Awe i love watching them grow :luv Beautiful babies


----------



## ColinS (Nov 8, 2006)

Nell said:


> Such gorgeous cats! They were very cute as kittens too
> 
> They're Somali cats, if I'm not mistaken?


Thanks everybody, they really have grown haven't they?! Yes they are both Somalis and Jack is Ruddy (Tawny in Aus.) and Chloe is Red (Sorel in Aus.)


----------



## DesnBaby (Apr 18, 2004)

Such pretty cats!


----------



## dmcwlvssr (Apr 24, 2005)

:love2 absolutely gorgeous kittys!


----------



## manitu22 (Apr 25, 2003)

wow..they are gorgeous. It's amazing how long their coats got!


----------



## * Mau * (Dec 17, 2006)

what a beautiful kittens


----------



## Heather102180 (Nov 19, 2003)

They are gorgeous! They really grew up! :wink:


----------



## Mitts & Tess (Sep 4, 2004)

I love how kittens are so leggy and then grow into them!
They look so happy, healthy and mischievous!


----------



## Glacial (Aug 20, 2006)

They are absolutely gorgeous cats!! What breed are they? 

BTW, DH and I love the videos you post of your cats as well. They give us quite a laugh. 

--Sara


----------



## dragonfire (Aug 1, 2005)

Very beautiful cats! :luv


----------



## DesnBaby (Apr 18, 2004)

Glacial said:


> They are absolutely gorgeous cats!! What breed are they?
> 
> BTW, DH and I love the videos you post of your cats as well. They give us quite a laugh.
> 
> --Sara





ColinS said:


> Nell said:
> 
> 
> > Such gorgeous cats! They were very cute as kittens too
> ...


----------



## ColinS (Nov 8, 2006)

Wow, I've been so busy at work recently, I haven't had time to come back and visit. They really are growing up! I cleaned up another couple of pictures. I think Jack's coat will continue to grow in and will (hopefully) look like Chloe's "mane" 

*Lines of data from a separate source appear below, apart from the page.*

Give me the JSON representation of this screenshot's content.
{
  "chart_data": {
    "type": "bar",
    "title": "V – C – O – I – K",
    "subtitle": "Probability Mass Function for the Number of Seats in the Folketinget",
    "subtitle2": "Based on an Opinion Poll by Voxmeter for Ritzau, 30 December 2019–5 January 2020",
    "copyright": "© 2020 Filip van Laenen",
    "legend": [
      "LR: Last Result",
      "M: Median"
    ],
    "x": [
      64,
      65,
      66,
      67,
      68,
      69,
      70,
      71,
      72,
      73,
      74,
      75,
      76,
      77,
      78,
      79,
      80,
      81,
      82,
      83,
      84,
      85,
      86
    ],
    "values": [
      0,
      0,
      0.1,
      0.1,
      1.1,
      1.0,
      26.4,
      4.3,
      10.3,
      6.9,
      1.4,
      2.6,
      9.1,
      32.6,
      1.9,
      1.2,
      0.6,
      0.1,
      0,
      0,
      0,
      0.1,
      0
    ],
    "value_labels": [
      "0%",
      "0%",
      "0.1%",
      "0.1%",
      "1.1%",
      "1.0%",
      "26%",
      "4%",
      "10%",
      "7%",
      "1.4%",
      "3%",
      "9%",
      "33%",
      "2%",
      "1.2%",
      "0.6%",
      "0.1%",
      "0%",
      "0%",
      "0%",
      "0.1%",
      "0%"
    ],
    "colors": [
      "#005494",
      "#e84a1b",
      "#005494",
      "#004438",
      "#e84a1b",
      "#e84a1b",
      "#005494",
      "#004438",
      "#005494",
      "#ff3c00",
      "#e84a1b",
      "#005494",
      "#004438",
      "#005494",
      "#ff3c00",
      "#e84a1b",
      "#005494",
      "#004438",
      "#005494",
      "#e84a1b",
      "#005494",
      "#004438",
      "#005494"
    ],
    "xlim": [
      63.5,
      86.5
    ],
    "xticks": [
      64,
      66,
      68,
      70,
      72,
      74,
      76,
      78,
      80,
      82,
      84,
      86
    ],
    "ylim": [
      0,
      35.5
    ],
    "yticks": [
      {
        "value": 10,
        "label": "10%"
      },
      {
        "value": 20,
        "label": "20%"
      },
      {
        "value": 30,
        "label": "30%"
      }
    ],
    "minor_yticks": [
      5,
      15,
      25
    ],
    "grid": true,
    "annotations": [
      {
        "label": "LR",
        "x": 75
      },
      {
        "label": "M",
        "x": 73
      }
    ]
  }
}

When we got the photo tent, it was to take pictures of Franceen's custom jewelry pieces. In the back of my mind, I thought it might be good for taking pics of the kitties. When it came, I thought "wow, that's huge!" Then when I put the cats in the tent, I thought 'wow, its so small, they have to stay in one place and not move......" (yeah right)


----------